CT-based owners of Roy’s Pools charged with theft


CANTERBURY – Husband and wife who own a local swimming pool company are facing multiple theft charges after former clients accused them of taking deposits for swimming pools that were never completed or installed , according to arrest warrants.

Connecticut State Police have charged Brian Roy and Christina Hatch-Roy, of Sterling, with one count of first-degree robbery, eight counts of second-degree robbery and nine counts of third-degree robbery, a the agency said in separate statements. Hatch-Roy has also been charged with two additional counts of fourth-degree robbery, while Roy faces only one additional count of fourth-degree robbery. Both are being held on bail.

State police allege that between January and September of last year, the couple’s company, Roy’s Pools, collected more than $179,000 in payments and deposits from 20 victims, according to the warrants. Payments ranged from $1,800 to more than $27,000 in one case for “services not rendered,” depending on the warrants.

The arrest comes after Brian Roy was charged by state police in January with failing to return a payment for a home renovation within 10 days. That case is also ongoing, according to court records.

Alleged victims told investigators in some cases they had paid thousands of dollars to have a swimming pool installed, only to find the business closed months later, or to be told the business was in liquidation without explanation of what had happened to their payments, according to the arrest warrants. Others reportedly paid thousands of dollars just to receive their pool in parts that were never installed, according to the warrants.

A couple said they paid $11,000 for a deposit on a swimming pool to be used to provide aquatic therapy for their 14-year-old son, who is “severely disabled,” according to records. When the couple asked for a refund months later, the company denied them a refund and claimed they would not get their pool due to an unpaid balance. The couple contacted the pool manufacturer directly, who alleged that the pool had been ordered by Roy’s Pools but never shipped ‘due to extended credit and non-payment by Roy’s Pools’ , indicates a mandate.

State police began investigating the couple after identifying several potential victims of a witness who said her mother paid for a pool for the family but never received it, according to warrants. State police also received a list of potential victims from the state’s Consumer Protection Department and reviewed small claims cases, financial records and media coverage, according to the warrants.

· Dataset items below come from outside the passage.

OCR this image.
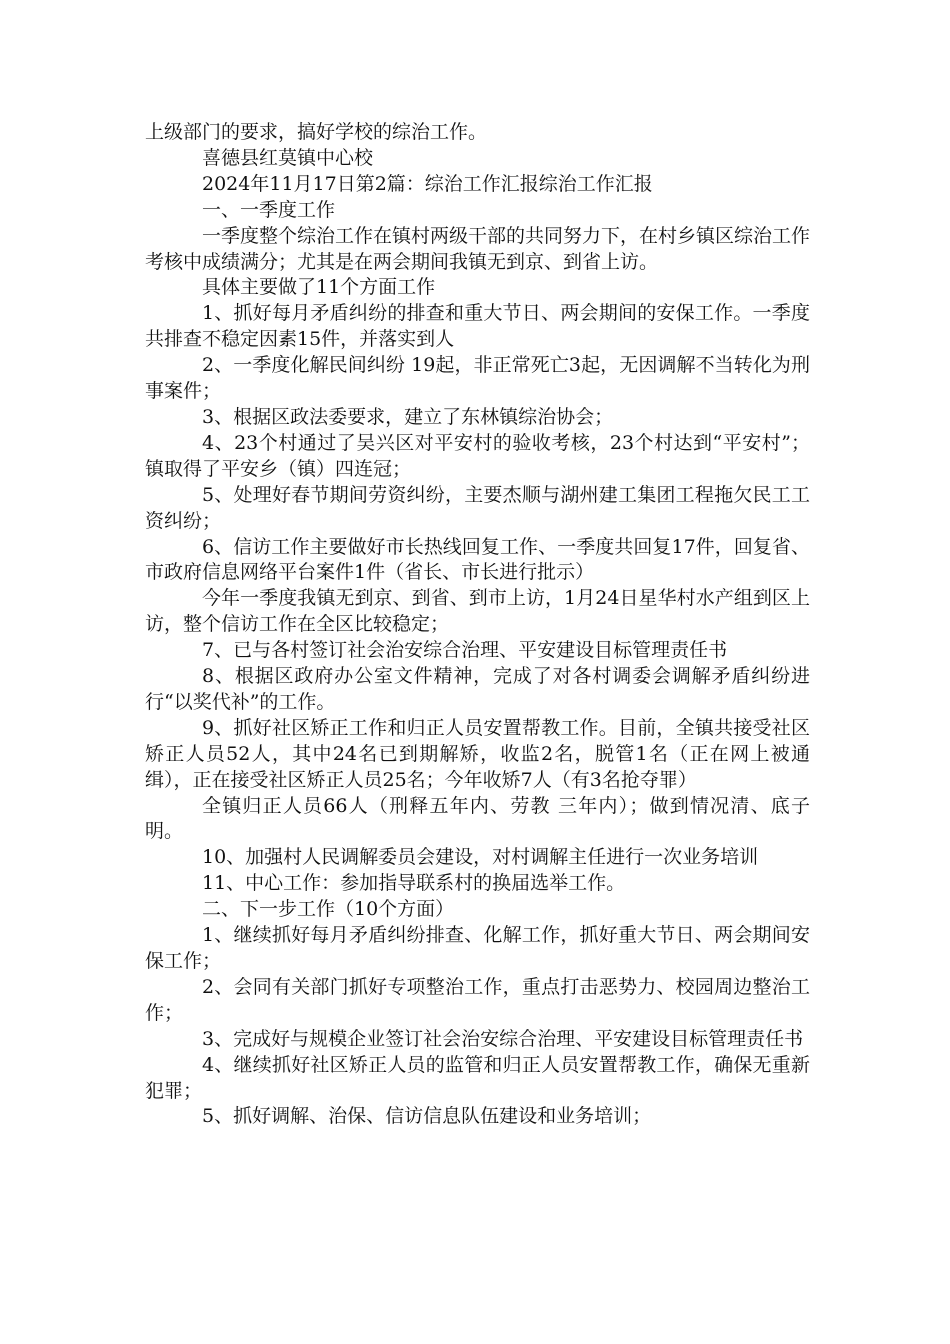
上级部门的要求，搞好学校的综治工作。

喜德县红莫镇中心校

2024年11月17日第2篇：综治工作汇报综治工作汇报

一、一季度工作

一季度整个综治工作在镇村两级干部的共同努力下，在村乡镇区综治工作考核中成绩满分；尤其是在两会期间我镇无到京、到省上访。

具体主要做了11个方面工作

1、抓好每月矛盾纠纷的排查和重大节日、两会期间的安保工作。一季度共排查不稳定因素15件，并落实到人

2、一季度化解民间纠纷 19起，非正常死亡3起，无因调解不当转化为刑事案件；

3、根据区政法委要求，建立了东林镇综治协会；

4、23个村通过了吴兴区对平安村的验收考核，23个村达到“平安村”；镇取得了平安乡（镇）四连冠；

5、处理好春节期间劳资纠纷，主要杰顺与湖州建工集团工程拖欠民工工资纠纷；

6、信访工作主要做好市长热线回复工作、一季度共回复17件，回复省、市政府信息网络平台案件1件（省长、市长进行批示）

今年一季度我镇无到京、到省、到市上访，1月24日星华村水产组到区上访，整个信访工作在全区比较稳定；

7、已与各村签订社会治安综合治理、平安建设目标管理责任书

8、根据区政府办公室文件精神，完成了对各村调委会调解矛盾纠纷进行“以奖代补”的工作。

9、抓好社区矫正工作和归正人员安置帮教工作。目前，全镇共接受社区矫正人员52人，其中24名已到期解矫，收监2名，脱管1名（正在网上被通缉），正在接受社区矫正人员25名；今年收矫7人（有3名抢夺罪）

全镇归正人员66人（刑释五年内、劳教 三年内）；做到情况清、底子明。

10、加强村人民调解委员会建设，对村调解主任进行一次业务培训

11、中心工作：参加指导联系村的换届选举工作。

二、下一步工作（10个方面）

1、继续抓好每月矛盾纠纷排查、化解工作，抓好重大节日、两会期间安保工作；

2、会同有关部门抓好专项整治工作，重点打击恶势力、校园周边整治工作；

3、完成好与规模企业签订社会治安综合治理、平安建设目标管理责任书

4、继续抓好社区矫正人员的监管和归正人员安置帮教工作，确保无重新犯罪；

5、抓好调解、治保、信访信息队伍建设和业务培训；
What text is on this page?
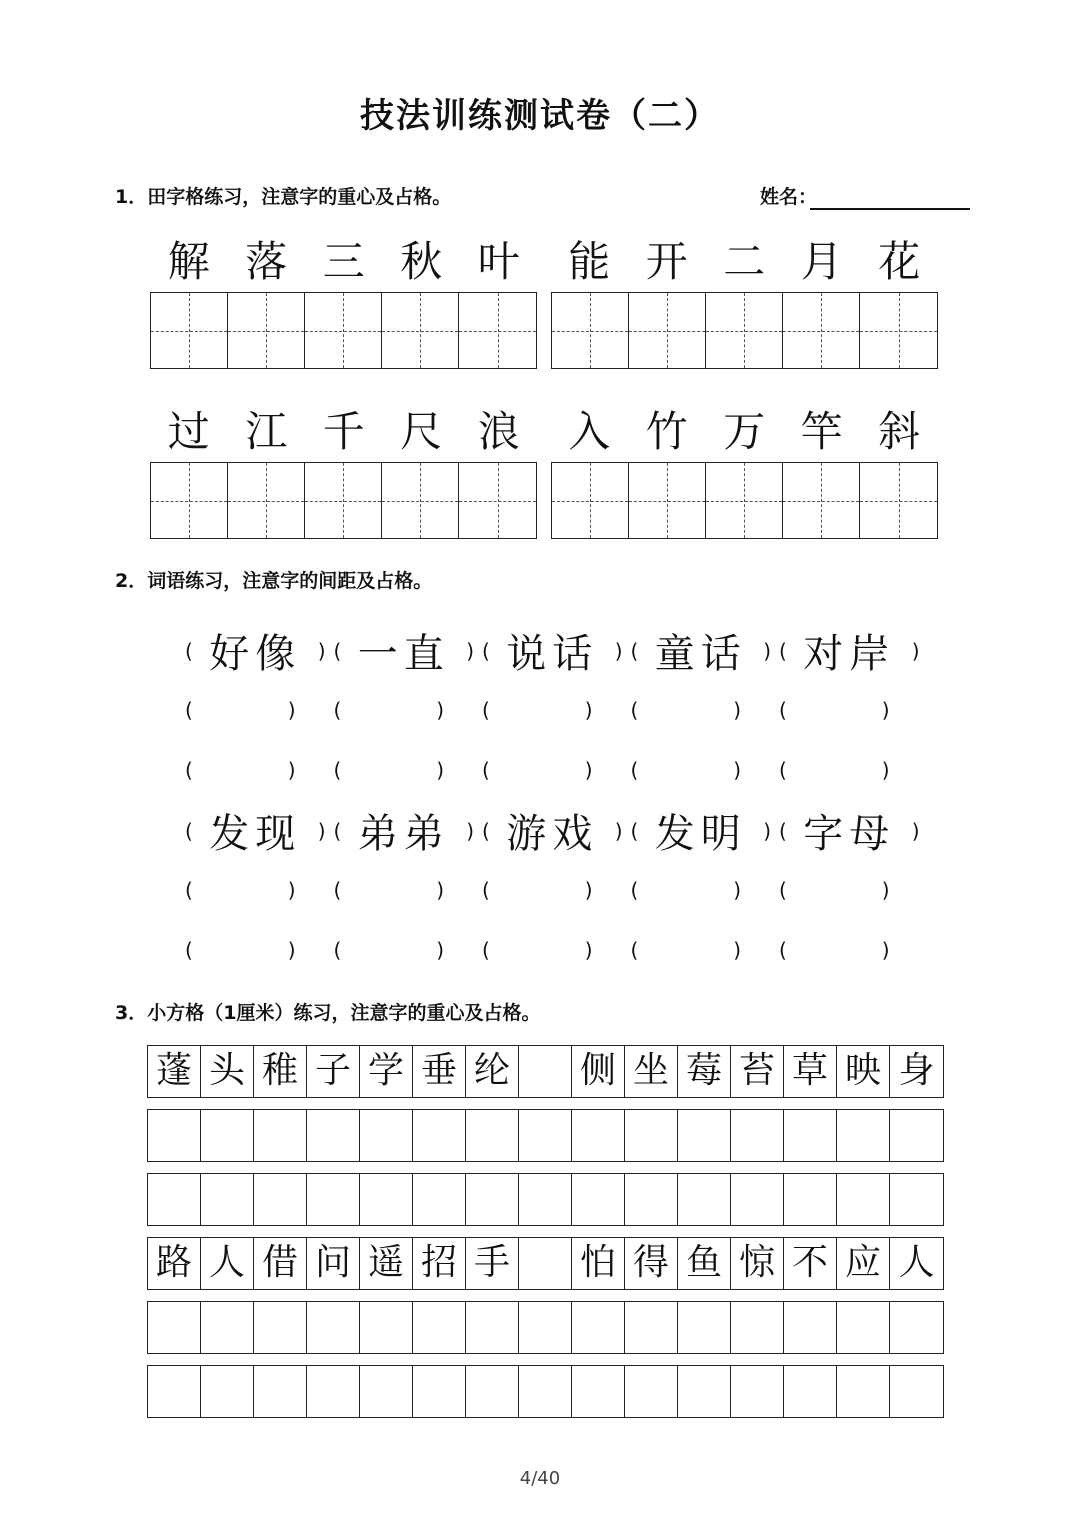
技法训练测试卷（二）
1．田字格练习，注意字的重心及占格。	姓名：
解 落 三 秋 叶	能 开 二 月 花
过 江 千 尺 浪	入 竹 万 竿 斜
2．词语练习，注意字的间距及占格。
( 好像 ) ( 一直 ) ( 说话 ) ( 童话 ) ( 对岸 )
(	) (	) (	) (	) (	)
(	) (	) (	) (	) (	)
( 发现 ) ( 弟弟 ) ( 游戏 ) ( 发明 ) ( 字母 )
(	) (	) (	) (	) (	)
(	) (	) (	) (	) (	)
3．小方格（1厘米）练习，注意字的重心及占格。
蓬 头 稚 子 学 垂 纶 侧 坐 莓 苔 草 映 身
路 人 借 问 遥 招 手 怕 得 鱼 惊 不 应 人
4/40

One of the alleged victims told investigators his mother wrote a check for more than $8,000 for a company pool after receiving a bill in February 2021, according to the warrants. The family asked for the money in September and were told the pool would be shipped in a week or two.

The following month, the woman called the store twice and only reached an answering machine, according to the warrants. When she went to the store in person during business hours, she found the parking lot empty and the business closed for the day, according to the warrant. She then researched the business online and found a one-star rating with customer reviews alleging they had lost money to Roy’s Pools, according to the warrants.

In an interview with state police, Hatch-Roy claimed the business ‘failed overnight’ after a former employee contacted a client, who then began posting messages online and other customers started canceling orders. She then told police the couple was bankrupt.

Roy spoke to investigators in January after his first arrest. During the interview, Roy “could not provide a full account of the money paid by the victims” and answered many questions with “a story about his experiences and his business problems”, say the mandates.

The couple are scheduled to appear in Danielson Superior Court on March 9, according to court records.